I will always remember my appreciation for the kindness of my mothers in keeping me in their womb, giving me a precious human life.

The purpose of this meditation is to develop the firm belief that all living beings have been my mother in past lives.

I began by reminding myself that I have had countless past lives, wandering in the suffering of samsara. In each life, I had a kind mother who gave birth to me and nurtured me in my childhood. She fed me, cleaned me, entertained me and loved me, when I was helpless.

Where are all these kind people now? They have all taken rebirth too, and are the living beings I see around me today. Because of our changed appearance, we do not recognise each other, but we are still mother and son.

I thought of the story Geshe Kelsang Gyatso relates about a mother who gave up her son to a monastery when he was very young. Later she was able to return and met all the monks. When her son was pointed out to her, she wept. I can see her looking into the faces of those monks, and when she recognised her son, throwing her arms around him and hugging him tight, with emotions only a parent can feel for a long lost child.

I thought what it would be like if we could all recognise each other like this.

We would throw our arms around each other: we would instantly feel like we had rediscovered a precious and unique jewel. We would value and love  each other. There would be no way we could ever harm each other.
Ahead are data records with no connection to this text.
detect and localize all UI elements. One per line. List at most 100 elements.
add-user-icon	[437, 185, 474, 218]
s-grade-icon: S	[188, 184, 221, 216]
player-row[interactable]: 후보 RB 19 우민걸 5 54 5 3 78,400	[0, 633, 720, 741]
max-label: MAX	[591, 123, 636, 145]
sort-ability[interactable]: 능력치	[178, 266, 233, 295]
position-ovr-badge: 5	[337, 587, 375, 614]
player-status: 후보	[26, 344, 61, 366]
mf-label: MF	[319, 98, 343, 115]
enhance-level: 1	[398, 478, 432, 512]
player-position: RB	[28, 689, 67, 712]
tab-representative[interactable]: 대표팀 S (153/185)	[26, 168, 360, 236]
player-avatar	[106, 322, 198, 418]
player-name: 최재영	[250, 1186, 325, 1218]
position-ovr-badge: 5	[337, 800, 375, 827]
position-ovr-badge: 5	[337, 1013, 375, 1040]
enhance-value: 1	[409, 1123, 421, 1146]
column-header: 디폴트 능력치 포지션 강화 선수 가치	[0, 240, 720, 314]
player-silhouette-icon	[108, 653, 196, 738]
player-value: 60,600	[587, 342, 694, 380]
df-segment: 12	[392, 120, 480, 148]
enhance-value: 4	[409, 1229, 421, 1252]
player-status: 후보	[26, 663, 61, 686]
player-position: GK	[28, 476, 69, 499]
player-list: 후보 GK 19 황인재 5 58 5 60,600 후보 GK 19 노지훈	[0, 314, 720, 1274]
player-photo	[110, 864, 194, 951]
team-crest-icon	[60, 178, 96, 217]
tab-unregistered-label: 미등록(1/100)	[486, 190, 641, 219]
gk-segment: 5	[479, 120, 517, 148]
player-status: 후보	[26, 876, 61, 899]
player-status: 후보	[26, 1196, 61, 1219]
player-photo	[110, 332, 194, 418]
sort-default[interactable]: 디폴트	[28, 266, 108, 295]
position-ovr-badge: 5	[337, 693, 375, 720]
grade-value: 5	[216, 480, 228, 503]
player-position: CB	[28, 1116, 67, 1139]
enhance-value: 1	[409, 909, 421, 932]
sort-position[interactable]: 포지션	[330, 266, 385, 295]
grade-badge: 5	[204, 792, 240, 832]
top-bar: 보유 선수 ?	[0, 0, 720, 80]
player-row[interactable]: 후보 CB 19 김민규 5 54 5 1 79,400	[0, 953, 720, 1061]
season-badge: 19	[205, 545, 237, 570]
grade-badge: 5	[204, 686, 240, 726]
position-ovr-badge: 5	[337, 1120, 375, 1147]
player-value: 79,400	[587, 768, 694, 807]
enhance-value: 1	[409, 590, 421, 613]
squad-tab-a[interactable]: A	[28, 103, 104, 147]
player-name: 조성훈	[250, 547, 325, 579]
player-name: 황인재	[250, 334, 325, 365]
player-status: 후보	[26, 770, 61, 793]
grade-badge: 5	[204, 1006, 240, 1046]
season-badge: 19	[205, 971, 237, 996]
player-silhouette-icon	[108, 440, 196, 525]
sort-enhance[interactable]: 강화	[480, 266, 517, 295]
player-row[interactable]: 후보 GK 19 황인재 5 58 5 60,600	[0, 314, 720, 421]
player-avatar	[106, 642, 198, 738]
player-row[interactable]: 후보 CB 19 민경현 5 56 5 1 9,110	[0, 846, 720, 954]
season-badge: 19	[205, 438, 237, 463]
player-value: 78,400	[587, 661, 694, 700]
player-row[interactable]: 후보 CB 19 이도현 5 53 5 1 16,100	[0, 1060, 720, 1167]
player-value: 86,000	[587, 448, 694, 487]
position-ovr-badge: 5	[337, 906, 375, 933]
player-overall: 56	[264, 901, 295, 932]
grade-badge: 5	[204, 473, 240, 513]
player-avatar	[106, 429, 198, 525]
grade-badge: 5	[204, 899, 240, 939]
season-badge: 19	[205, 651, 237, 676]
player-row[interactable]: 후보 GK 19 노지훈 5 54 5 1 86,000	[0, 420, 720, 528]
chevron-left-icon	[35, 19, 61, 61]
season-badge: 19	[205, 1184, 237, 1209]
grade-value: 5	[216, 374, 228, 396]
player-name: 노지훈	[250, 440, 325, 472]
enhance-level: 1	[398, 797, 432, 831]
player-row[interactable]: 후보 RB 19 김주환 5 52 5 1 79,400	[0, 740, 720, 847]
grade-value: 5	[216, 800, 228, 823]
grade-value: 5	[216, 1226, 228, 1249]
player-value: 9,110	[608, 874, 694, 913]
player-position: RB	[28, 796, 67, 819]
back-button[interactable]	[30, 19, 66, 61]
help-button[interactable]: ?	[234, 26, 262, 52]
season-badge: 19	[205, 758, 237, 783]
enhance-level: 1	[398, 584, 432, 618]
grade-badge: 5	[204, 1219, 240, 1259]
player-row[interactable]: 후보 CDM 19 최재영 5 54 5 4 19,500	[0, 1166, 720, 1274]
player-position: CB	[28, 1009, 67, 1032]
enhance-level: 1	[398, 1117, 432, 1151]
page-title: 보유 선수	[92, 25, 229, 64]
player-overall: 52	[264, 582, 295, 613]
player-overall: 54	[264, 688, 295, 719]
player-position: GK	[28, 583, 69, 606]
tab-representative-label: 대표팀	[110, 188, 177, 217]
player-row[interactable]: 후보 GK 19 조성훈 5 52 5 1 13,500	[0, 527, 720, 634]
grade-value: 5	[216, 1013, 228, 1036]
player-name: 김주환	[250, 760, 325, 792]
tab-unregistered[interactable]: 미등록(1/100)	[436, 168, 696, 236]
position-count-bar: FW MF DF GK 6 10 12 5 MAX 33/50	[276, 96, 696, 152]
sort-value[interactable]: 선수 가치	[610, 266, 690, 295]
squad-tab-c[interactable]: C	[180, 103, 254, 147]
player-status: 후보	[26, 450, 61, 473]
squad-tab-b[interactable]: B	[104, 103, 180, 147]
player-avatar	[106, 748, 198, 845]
We could naturally care for, help and protect each other.

How wonderful it would be if we all had this recognition.

I collected all these thoughts and focused on the idea that all living beings are my mother. I thought about how I must have loved each one of them purely and deeply. I imagined what it would be like if we could recognise each other. I would tell her how much I loved her, and how I had missed her. I cried. I tried to keep with the recognition that all living beings are my mother for the rest of the meditation.

Dedication

May all living beings recognise their mothers in the people and animals around them, and through this recognition quickly attain enlightenment for the benefit of all.

Practice in the Meditation Break

I will resist the temptation to throw my arms around everyone I meet today, although I feel like I could.

Note:

Please click on the picture.

The purpose of this meditation is to enable us to develop affectionate love for all living beings.

I began the meditation by calling to mind one of the most moving pictures I have seen. A Facebook friend posted a picture of a beautiful young woman just a few moments after giving birth. She is cradling a small, bluish little baby next to her skin. She holds it tenderly in both arms. She looks down into the baby’s face with an almost indescribable look of tenderness and complete love. She has a tear running down her cheek. This little baby has caused her immense inconvenience and pain, yet she looks on it as if it were the most precious thing in the world. If she was offered a car, a house, or a fortune in money, nothing would tempt her to give up her baby. You can see it in her face: ‘I will look after you and love you forever’.

I imagined she was my mother, looking on me like that. I felt very humble and full of gratitude. I was moved to tears (as I am now, writing this). I stayed with this feeling of gratitude and slowly it developed into the wish to repay that kindness – the wish for my mother to be happy. I wanted to give her whatever I could so that she would be happy.

I then remembered my previous meditation where I became convinced that all living beings have shown me the same kindness.

I developed a loving feeling to all living beings, wishing them all to be happy because of the great debt of gratitude I have for them. I stayed with this feeling of affectionate love for the rest of the meditation.

Dedication

May everyone develop universal affectionate love, and thereby quickly attain enlightenment for the sake of all living beings.

Practice in the Meditation Break

I will remember the face of the young mother, and remember that all everyone I meet has looked on me with that expression, and thought about me in the same way. I will maintain affectionate love for everyone.